That is a rather broad question, like "how does Newton's work relate
to the construction industry?" My guess is that XML is somewhat
against the grain of Shannon's thought (without contradicting it) :
The point of markup is to add redundancy so as to increase the
probability of information surviving noisy channels or the passage of
time that tend to degrade shared assumptions about the inherent
structure of messages. Binary data is pretty meaningless without
knowing the way the bits are broken up into fields, the byte-order of
the integers, etc. XML is more akin to natural language with its
redundancy, irrelevancies, etc., which Shannon was trying to factor
out.
>
> 2. A schema is used to restrict the allowable forms that an instance
> document may take. So doesn't a schema reduce information?

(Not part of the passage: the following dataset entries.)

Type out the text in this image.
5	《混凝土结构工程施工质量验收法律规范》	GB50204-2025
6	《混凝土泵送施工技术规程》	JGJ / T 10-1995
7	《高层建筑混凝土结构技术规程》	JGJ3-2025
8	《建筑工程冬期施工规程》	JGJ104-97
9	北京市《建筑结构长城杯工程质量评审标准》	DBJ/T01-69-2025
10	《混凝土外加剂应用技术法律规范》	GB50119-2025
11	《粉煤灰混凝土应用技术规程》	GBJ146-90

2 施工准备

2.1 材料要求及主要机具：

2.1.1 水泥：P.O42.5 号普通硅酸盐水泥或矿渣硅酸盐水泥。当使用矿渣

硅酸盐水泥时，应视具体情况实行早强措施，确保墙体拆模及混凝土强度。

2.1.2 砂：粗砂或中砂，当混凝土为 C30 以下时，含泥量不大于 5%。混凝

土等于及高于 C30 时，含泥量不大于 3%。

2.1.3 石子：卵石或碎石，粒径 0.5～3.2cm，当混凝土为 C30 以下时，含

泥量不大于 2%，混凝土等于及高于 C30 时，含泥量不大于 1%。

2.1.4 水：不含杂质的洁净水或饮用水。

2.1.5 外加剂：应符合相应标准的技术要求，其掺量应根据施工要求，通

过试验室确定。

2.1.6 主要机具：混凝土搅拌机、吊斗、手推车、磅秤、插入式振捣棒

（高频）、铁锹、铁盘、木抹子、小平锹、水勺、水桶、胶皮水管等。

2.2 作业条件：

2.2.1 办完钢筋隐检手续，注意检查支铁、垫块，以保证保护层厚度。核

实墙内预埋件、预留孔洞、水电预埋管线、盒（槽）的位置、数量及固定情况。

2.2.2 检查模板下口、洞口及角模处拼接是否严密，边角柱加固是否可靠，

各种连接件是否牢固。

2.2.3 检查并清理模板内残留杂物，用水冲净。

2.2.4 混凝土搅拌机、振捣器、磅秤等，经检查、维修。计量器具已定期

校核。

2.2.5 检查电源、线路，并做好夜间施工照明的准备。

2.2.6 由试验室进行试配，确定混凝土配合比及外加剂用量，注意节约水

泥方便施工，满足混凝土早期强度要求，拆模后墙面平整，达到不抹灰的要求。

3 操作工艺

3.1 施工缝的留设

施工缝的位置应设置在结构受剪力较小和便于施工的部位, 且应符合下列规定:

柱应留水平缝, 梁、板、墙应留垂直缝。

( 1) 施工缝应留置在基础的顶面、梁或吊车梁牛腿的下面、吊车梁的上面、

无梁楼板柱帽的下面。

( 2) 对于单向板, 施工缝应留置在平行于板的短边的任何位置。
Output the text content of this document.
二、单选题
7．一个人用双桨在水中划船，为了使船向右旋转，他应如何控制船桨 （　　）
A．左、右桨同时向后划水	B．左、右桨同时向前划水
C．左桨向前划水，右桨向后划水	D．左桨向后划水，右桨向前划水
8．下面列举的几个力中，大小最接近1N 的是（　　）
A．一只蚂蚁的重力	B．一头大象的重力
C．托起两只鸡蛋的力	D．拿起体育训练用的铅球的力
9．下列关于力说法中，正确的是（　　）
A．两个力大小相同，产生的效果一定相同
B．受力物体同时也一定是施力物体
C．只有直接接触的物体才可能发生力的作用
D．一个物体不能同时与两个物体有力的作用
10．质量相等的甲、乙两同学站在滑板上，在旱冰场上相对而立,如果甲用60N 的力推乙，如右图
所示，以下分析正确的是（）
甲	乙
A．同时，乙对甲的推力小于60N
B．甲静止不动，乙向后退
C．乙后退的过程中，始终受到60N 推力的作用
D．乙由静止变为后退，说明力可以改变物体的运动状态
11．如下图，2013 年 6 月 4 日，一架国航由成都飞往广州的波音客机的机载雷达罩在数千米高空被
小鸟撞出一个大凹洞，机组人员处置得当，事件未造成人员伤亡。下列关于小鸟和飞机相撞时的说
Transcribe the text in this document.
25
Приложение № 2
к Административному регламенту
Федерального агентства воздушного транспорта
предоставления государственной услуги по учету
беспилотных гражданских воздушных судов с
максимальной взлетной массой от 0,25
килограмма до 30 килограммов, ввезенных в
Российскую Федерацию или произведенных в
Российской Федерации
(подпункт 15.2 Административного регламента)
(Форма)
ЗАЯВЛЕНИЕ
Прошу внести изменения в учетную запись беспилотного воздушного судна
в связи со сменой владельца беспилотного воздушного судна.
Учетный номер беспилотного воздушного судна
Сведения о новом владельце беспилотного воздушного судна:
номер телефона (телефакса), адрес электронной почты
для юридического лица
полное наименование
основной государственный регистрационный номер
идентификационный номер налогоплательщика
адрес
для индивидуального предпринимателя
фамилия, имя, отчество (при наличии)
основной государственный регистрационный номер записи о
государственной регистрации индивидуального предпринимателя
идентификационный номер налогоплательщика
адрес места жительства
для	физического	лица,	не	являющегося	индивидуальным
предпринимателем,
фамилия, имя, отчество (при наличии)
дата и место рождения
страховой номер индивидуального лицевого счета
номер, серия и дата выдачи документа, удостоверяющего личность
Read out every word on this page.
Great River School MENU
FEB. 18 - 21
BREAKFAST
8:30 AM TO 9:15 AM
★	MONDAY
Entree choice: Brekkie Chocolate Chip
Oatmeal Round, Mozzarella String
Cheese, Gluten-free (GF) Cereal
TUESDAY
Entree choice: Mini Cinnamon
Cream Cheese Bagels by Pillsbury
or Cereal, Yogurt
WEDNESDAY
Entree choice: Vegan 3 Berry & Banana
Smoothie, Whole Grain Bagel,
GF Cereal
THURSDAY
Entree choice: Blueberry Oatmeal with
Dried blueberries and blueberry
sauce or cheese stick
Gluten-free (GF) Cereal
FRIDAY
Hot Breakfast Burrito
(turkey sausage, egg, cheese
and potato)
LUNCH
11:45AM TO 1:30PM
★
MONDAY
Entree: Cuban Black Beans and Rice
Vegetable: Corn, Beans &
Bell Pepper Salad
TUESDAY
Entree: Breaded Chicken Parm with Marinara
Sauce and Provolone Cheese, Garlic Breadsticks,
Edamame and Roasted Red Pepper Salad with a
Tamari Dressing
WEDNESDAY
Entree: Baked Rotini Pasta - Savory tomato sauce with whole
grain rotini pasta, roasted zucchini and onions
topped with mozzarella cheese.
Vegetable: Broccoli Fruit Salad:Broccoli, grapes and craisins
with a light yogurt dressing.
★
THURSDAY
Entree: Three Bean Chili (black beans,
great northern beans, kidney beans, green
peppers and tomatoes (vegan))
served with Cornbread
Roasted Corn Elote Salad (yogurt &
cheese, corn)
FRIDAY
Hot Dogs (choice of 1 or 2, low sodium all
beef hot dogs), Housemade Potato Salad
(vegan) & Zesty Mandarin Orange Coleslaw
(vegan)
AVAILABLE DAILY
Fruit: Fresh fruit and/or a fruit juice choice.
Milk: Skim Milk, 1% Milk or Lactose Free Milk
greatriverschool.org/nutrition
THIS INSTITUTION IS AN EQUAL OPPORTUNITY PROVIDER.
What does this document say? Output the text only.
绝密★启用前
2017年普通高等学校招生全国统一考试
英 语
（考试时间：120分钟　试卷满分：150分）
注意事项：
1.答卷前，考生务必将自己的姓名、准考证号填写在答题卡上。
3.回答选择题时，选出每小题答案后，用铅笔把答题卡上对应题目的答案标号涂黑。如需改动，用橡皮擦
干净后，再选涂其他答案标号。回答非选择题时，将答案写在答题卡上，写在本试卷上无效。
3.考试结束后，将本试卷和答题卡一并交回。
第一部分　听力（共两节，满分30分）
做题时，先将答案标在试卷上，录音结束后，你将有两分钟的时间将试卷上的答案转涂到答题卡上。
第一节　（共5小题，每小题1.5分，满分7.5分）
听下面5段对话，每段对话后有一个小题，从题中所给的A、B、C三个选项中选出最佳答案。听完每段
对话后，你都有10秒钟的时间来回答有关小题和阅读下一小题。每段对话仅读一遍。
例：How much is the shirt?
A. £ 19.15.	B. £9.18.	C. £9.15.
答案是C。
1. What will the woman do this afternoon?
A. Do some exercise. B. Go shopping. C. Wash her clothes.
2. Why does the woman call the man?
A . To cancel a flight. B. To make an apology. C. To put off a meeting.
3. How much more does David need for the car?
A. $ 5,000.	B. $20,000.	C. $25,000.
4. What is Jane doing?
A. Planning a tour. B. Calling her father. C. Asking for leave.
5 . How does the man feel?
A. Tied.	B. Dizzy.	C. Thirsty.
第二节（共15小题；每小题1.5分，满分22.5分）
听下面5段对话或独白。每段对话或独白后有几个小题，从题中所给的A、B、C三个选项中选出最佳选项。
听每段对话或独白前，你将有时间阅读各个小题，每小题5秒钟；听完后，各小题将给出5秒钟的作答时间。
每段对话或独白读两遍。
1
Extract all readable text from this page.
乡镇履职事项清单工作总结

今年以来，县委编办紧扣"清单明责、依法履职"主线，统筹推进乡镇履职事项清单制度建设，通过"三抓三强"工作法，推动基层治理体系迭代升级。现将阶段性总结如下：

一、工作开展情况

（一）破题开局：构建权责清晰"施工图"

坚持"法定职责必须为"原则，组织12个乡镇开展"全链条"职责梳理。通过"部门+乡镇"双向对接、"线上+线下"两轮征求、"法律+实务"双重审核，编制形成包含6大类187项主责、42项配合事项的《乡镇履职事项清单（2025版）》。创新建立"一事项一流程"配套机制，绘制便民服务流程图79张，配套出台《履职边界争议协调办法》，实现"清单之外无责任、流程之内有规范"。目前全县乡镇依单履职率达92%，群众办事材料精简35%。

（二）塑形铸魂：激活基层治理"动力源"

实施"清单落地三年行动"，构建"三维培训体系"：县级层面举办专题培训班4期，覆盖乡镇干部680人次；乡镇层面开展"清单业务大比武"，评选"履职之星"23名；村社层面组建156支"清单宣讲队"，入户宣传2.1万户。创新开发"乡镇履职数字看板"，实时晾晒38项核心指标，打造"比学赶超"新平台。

Right, that's the whole point. This is most easily seen in
schema-based data compression along the lines of ASN.1 -- If you
constrain the diversity of information that could be exchanged, then
it takes fewer bits on the wire to convey something meaningful. More
generally, schemas reduce the set of possible markup and values within
the markup, so they reduce the expressiveness of one authoring
according to the schema. The value offered in return is that the
shared assumptions about inherent structures of messages make it
easier for stupid machines to "validate" the messages, for simple
programs to make effective use of the messages, etc.